Our audit found that Oregon Health Authority (OHA) recovery efforts are appropriate and reasonable, but the agency should strengthen efforts to detect and prevent improper payments in Oregon’s $9.3 billion per year Medicaid program. Prevention of improper payments is more cost-effective than attempting to recover improper payments. We also found that delays in processing eligibility for thousands of Oregon’s Medicaid recipients resulted in millions of dollars of avoidable Medicaid expenditures, a critical issue the agency failed to disclose until raised in a May 2017 Auditor Alert. Furthermore, OHA did not timely disclose relevant information, which impeded our audit work. OHA’s new management has been more proactive and transparent in addressing these issues.

Background

An improper payment is defined by the federal government as “any payment that should not have been made or was made in an incorrect amount (including overpayments and underpayments) under statutory, contractual, administrative, or other legally applicable requirements or where documentation is missing or not available.”

Purpose of Audit

The primary purpose of the audit was to determine if the Oregon Health Authority could improve processes to prevent, detect, and recover improper Medicaid payments.

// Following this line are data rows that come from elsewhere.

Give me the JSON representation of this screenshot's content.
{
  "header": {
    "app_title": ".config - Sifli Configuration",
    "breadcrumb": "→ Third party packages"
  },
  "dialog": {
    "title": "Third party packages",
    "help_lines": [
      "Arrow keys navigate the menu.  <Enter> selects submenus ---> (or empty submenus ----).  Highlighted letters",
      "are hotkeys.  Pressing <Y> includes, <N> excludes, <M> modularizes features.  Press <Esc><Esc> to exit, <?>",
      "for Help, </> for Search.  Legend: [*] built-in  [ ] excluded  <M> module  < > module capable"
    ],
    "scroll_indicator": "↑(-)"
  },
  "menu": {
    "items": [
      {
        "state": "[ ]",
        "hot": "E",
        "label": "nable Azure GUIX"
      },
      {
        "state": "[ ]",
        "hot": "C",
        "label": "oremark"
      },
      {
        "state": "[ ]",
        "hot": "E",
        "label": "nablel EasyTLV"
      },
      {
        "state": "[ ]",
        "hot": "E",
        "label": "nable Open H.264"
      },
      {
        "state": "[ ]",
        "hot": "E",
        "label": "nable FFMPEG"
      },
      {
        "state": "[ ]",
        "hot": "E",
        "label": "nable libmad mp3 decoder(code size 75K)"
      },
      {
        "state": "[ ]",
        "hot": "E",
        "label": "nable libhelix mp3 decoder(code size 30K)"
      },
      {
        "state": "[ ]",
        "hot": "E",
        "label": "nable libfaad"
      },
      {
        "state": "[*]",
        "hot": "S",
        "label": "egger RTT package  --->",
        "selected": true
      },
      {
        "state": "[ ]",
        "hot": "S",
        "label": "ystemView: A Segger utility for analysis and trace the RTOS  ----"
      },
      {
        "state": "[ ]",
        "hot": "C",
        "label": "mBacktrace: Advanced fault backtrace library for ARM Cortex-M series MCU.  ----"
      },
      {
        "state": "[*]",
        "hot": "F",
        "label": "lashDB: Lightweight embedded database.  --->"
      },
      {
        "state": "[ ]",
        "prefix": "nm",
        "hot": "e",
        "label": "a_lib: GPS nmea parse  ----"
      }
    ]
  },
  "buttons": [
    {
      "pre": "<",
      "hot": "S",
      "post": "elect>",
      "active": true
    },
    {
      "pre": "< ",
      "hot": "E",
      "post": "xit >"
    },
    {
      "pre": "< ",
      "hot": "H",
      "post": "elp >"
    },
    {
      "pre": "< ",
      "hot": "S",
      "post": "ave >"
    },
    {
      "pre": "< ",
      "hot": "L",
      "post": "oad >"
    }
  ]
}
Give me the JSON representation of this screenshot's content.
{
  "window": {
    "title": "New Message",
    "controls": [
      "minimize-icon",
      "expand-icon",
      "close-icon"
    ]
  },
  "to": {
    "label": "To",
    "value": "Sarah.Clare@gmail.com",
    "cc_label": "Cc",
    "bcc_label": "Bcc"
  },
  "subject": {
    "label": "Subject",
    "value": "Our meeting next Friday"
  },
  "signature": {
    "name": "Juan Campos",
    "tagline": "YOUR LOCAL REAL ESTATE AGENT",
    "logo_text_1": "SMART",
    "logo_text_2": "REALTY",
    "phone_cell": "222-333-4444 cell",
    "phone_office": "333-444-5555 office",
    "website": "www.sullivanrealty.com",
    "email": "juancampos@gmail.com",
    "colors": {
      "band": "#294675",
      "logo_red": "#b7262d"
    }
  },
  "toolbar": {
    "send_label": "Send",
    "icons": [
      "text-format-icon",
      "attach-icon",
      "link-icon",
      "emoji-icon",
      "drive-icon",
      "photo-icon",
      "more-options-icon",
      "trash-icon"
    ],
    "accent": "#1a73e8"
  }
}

The secondary purpose was to follow-up on OHA’s progress to resolve issues we raised in our May 2017 Auditor Alert.

Key Findings

Within the context that Medicaid is a very complex and challenging program to administer, we found:

  1. OHA has gaps in procedures for preventing certain improper payments. Insufficient management of the agency’s processes for identifying and resolving payment and eligibility issues, prioritization of staffing resources, and efforts to address technology issues put taxpayer dollars at risk.
  2. OHA lacks well-defined, consistent, and agency-wide processes to detect certain improper payments, especially related to coordinated care. We identified approximately 31,300 questionable payments based on our review of 15 months of data. OHA needs to continue researching these claims to determine how many were improper; OHA reported that only a small percentage were improper based on preliminary research of 2,700 claims.
  3. OHA recovery efforts appear appropriate and reasonable, but may be underutilized due to OHA’s limited procedures for detecting improper payments.
  4. OHA reported completing the action plan to determine eligibility for the remaining backlog of 115,200 Medicaid recipients. Approximately 47,600 (41%) were deemed ineligible as a result, although this figure may decrease slightly through the end of November. Failure to address this issue in a timely fashion resulted in approximately $88 million in avoidable expenditures.

Recommendations

Drawing from national leading practices, our report includes eight recommendations to OHA focused on strengthening efforts to detect and prevent improper payments. Oregon Health Authority agrees with our recommendations. The agency’s response can be found at the end of the report.